Ağrı pili takılması (spinal kord stimülasyonu): Omurilik üzerine yerleştirilen elektrotlarla bazı sinirlerin uyarılarak beynin yanıltılması, ağrı duymamasını sağlayan kalp pillerine benzer bir uygulamadır. Pahalı bir yöntemdir. 2-3 kez ameliyat olunmasına rağmen ve diğer ağrı kesici metotların uygulanmasına rağmen ağrılar rahatsızlık vermeye devam ediyorsa tercih edilir. Bu, pillerin periferik sinir çevrelerine uygulanan sinir stimülasyon cihazlarıdır.
İLAÇ TEDAVİLERİ
Antikonvülzanlar: Bunlar, epilepsi (sara) hastalığında kullanılmakta olan ilaçlardır. Ağrılı sinir deşarjlarını önlemek, yanma, batma ve uyuşuklukları azaltmak için kullanılır.

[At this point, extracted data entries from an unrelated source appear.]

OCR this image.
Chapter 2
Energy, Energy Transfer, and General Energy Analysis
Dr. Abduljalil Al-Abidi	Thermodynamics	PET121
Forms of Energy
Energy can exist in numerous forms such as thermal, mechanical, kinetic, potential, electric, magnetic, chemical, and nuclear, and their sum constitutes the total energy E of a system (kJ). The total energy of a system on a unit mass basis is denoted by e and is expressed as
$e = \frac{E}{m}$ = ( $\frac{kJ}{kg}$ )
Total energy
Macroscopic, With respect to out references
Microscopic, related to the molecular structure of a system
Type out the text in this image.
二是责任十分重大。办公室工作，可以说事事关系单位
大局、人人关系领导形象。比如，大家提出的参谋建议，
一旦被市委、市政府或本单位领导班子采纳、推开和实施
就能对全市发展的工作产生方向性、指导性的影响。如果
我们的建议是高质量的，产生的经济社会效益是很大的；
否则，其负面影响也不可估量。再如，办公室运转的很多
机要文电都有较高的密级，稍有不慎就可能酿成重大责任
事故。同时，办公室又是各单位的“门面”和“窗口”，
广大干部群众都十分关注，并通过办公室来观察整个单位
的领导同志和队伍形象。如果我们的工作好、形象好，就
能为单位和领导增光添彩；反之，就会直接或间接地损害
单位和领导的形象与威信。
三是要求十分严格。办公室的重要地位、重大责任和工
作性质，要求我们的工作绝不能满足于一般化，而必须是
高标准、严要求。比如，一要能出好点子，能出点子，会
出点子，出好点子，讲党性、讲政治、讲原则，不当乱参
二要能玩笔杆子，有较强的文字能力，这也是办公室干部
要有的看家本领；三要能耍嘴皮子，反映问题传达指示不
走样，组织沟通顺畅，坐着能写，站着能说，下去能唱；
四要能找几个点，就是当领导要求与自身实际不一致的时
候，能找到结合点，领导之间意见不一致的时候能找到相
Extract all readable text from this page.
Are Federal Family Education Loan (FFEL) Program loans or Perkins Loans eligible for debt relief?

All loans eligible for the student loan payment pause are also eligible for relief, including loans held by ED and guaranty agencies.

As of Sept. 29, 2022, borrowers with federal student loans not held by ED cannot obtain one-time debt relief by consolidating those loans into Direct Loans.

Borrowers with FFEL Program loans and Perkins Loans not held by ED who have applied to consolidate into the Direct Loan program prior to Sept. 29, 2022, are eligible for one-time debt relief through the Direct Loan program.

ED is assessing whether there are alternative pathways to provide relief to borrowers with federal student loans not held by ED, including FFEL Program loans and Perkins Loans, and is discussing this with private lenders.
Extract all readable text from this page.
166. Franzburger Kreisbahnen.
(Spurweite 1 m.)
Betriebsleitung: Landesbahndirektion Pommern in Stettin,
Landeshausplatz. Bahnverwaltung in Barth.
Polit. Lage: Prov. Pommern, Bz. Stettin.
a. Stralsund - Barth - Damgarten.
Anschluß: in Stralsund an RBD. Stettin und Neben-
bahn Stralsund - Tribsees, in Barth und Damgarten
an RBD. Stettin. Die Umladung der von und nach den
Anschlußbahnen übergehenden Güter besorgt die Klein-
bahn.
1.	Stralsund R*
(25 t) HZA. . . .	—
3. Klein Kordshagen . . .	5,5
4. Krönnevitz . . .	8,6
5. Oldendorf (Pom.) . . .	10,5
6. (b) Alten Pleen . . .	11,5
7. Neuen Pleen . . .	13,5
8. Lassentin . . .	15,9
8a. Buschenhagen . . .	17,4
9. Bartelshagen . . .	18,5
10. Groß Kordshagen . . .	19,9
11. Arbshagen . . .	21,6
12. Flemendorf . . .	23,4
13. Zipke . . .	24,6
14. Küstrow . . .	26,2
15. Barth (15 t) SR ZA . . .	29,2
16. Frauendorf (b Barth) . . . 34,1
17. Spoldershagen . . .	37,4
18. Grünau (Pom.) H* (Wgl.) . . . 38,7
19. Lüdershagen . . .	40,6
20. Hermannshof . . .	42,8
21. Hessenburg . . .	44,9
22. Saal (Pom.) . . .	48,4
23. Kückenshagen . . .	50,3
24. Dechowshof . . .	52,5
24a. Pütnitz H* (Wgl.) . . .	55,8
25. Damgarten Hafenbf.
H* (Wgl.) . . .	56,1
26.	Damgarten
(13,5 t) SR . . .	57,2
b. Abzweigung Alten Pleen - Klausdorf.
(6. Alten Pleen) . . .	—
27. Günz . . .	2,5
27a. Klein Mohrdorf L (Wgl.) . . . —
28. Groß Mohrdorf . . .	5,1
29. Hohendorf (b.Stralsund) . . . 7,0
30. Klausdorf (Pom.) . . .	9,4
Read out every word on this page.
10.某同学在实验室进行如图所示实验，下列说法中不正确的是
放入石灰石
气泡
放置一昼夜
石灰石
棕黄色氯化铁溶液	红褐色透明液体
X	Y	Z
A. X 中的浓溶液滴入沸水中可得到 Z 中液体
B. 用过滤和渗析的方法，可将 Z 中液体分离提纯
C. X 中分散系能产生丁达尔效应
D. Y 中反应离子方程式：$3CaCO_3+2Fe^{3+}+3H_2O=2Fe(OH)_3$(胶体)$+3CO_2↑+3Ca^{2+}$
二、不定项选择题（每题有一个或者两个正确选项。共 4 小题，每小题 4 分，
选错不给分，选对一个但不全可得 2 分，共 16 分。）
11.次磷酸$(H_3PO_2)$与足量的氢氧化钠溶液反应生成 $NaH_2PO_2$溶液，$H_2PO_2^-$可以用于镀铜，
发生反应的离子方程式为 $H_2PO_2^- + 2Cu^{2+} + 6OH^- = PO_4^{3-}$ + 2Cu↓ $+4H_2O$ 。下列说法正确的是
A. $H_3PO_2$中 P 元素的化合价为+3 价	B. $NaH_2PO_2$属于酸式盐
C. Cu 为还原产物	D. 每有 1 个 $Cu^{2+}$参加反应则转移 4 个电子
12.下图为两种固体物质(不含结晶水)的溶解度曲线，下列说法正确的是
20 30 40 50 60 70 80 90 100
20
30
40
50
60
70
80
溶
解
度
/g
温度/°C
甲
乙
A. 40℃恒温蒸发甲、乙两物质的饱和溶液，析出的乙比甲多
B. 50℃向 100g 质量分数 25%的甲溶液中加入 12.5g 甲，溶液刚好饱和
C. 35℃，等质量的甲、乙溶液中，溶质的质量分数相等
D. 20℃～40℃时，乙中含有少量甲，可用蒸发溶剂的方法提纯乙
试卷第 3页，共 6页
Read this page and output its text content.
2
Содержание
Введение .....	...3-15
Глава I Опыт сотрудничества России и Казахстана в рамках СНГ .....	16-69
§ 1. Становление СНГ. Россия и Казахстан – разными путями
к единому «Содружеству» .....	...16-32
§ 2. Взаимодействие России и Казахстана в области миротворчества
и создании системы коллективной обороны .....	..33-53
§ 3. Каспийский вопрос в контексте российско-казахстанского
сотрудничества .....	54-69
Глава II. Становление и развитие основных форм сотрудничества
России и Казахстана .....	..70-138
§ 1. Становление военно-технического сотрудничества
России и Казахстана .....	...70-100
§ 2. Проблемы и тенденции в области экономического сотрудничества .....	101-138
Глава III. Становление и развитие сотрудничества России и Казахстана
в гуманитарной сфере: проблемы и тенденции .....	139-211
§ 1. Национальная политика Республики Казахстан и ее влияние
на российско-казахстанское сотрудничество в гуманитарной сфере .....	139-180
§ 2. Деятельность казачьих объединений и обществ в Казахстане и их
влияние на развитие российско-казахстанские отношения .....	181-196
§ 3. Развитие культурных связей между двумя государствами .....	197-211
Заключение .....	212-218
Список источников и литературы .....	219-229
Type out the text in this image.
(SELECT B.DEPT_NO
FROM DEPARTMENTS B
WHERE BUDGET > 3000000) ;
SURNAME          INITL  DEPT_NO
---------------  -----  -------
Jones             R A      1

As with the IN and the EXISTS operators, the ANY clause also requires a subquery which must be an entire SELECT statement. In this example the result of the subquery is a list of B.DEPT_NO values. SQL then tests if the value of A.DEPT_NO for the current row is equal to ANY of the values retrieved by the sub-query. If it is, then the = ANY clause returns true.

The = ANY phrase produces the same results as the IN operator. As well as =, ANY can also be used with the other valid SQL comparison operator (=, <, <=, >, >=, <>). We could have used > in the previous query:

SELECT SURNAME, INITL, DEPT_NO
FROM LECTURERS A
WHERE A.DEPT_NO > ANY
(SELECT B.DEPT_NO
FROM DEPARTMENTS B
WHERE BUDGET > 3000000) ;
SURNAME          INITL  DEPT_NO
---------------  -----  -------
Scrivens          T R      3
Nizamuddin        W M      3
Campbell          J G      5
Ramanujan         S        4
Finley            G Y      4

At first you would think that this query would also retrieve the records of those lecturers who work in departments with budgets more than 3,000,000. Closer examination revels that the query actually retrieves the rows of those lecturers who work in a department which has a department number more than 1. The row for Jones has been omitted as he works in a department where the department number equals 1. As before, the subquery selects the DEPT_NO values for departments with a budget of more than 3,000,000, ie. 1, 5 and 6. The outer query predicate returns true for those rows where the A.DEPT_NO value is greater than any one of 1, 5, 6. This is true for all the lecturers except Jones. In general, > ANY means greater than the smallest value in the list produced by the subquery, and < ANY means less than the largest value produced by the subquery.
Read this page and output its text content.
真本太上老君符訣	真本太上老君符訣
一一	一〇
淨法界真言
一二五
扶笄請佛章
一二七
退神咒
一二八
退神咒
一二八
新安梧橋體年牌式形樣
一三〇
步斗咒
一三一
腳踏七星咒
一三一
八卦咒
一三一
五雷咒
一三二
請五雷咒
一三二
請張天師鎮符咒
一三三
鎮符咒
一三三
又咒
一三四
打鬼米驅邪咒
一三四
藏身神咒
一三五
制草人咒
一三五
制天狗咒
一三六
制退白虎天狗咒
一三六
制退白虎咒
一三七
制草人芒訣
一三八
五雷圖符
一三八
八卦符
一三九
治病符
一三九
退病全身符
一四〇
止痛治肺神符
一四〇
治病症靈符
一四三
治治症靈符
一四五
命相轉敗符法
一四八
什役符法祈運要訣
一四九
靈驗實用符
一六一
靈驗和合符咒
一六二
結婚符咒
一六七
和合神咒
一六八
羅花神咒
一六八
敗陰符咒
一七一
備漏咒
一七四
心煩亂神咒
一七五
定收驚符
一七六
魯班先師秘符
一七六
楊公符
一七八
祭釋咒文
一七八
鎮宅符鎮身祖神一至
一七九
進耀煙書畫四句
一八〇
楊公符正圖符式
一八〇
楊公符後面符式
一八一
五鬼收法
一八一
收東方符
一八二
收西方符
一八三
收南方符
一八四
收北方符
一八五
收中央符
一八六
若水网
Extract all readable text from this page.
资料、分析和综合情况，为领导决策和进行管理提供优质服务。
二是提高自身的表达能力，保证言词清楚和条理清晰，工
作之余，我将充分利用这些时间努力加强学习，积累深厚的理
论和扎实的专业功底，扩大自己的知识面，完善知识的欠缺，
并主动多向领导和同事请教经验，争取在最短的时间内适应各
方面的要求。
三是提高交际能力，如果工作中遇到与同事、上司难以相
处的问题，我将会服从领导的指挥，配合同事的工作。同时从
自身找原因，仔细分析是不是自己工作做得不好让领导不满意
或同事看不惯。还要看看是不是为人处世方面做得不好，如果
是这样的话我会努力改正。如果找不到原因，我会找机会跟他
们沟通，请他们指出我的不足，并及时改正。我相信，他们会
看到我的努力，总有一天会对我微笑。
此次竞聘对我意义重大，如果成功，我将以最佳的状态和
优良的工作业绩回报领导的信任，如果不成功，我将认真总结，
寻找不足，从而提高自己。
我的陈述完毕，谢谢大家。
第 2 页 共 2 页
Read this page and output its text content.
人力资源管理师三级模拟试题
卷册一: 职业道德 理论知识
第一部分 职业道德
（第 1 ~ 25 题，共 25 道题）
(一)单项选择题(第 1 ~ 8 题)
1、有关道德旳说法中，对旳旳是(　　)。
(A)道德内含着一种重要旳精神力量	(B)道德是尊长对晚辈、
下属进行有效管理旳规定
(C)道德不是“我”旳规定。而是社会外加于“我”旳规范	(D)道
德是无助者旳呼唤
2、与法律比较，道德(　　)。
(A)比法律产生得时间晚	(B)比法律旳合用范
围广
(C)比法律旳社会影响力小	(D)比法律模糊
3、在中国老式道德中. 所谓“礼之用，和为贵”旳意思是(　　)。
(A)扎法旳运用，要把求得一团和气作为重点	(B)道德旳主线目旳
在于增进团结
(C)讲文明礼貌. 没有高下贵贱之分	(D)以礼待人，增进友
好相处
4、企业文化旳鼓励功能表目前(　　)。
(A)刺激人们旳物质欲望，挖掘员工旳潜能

Antidepresanlar: Ağrı modülasyonu ve santral etkileri azaltmak için, nöropatide hissedilen diğer bozuk ağrı algısını yok etmek, oluşmuş ağrı hafızasının silinmesine katkı sağlamak ve stresi azaltmak amacıyla kullanılır.
Morfin benzeri ilaçlar: Hafif formlarından başlanır, bu tür ağrıların santraldan kesilmesine ciddi katkı sağlar. Ağrı varsa bağımlılık yapmazlar. Diğer ilaçlarla kombinasyonu ağrı kontrolünde önemlidir.
B 12 ve folat vitaminleri: Hasarlı sinir dokusu tamiratı için önemlidir.
Diğer: E vitamini, lokal anestezikler, antiaritmikler, L-kartnitin, ozon ve ozon yağı sayılabilir.
NEDENLERİ
Nöropatilerin yüzde 30’unun nedeni bilinmemektedir. Her yaşta görülebilir, yaşlılarda daha sıktır. En sık görülen tipi, periferik nöropatidir. Nöropatinin en sık görülme nedeni diyabettir (şeker hastalığı). B 12 ve folat vitamin eksikliği, aşırı alkol alma, bazı ilaçlar (örneğin kemoterapi ilaçları), toksinler ve zehirler de (örneğin böcek ilaçları) ağrıya sebep olabilir. Kanser; lenfoma, multilp myelom, enfeksiyonlar; zona, lyme hastalığı, kronik karaciğer ve böbrek hastalıkları da nöropatik ağrıya yol açabilir. Diğer nedenler arasında; travmatik yaralanmalar, bağ dokusu hastalığı, romatoit artrit, lupus, kalıtsal bazı hastalıklara bağlı, charcot-marie-tooth snd, sinir sıkışmaları, troid bezinin az çalışması, fibromiyalji sayılabilir. Diyabetiklerin yüzde 50’sinde nöropati görülür. Yüksek kan şekeri, özellikle el ve ayak ucundaki sinirlere, beyin ve diğer hayati organlara oksijen ve besin sağlayan minik damarların duvarlarını aşındırarak fonksiyonlarını bozar. Sinirlere giden kan akışı bozulur, sinirler hasar görür.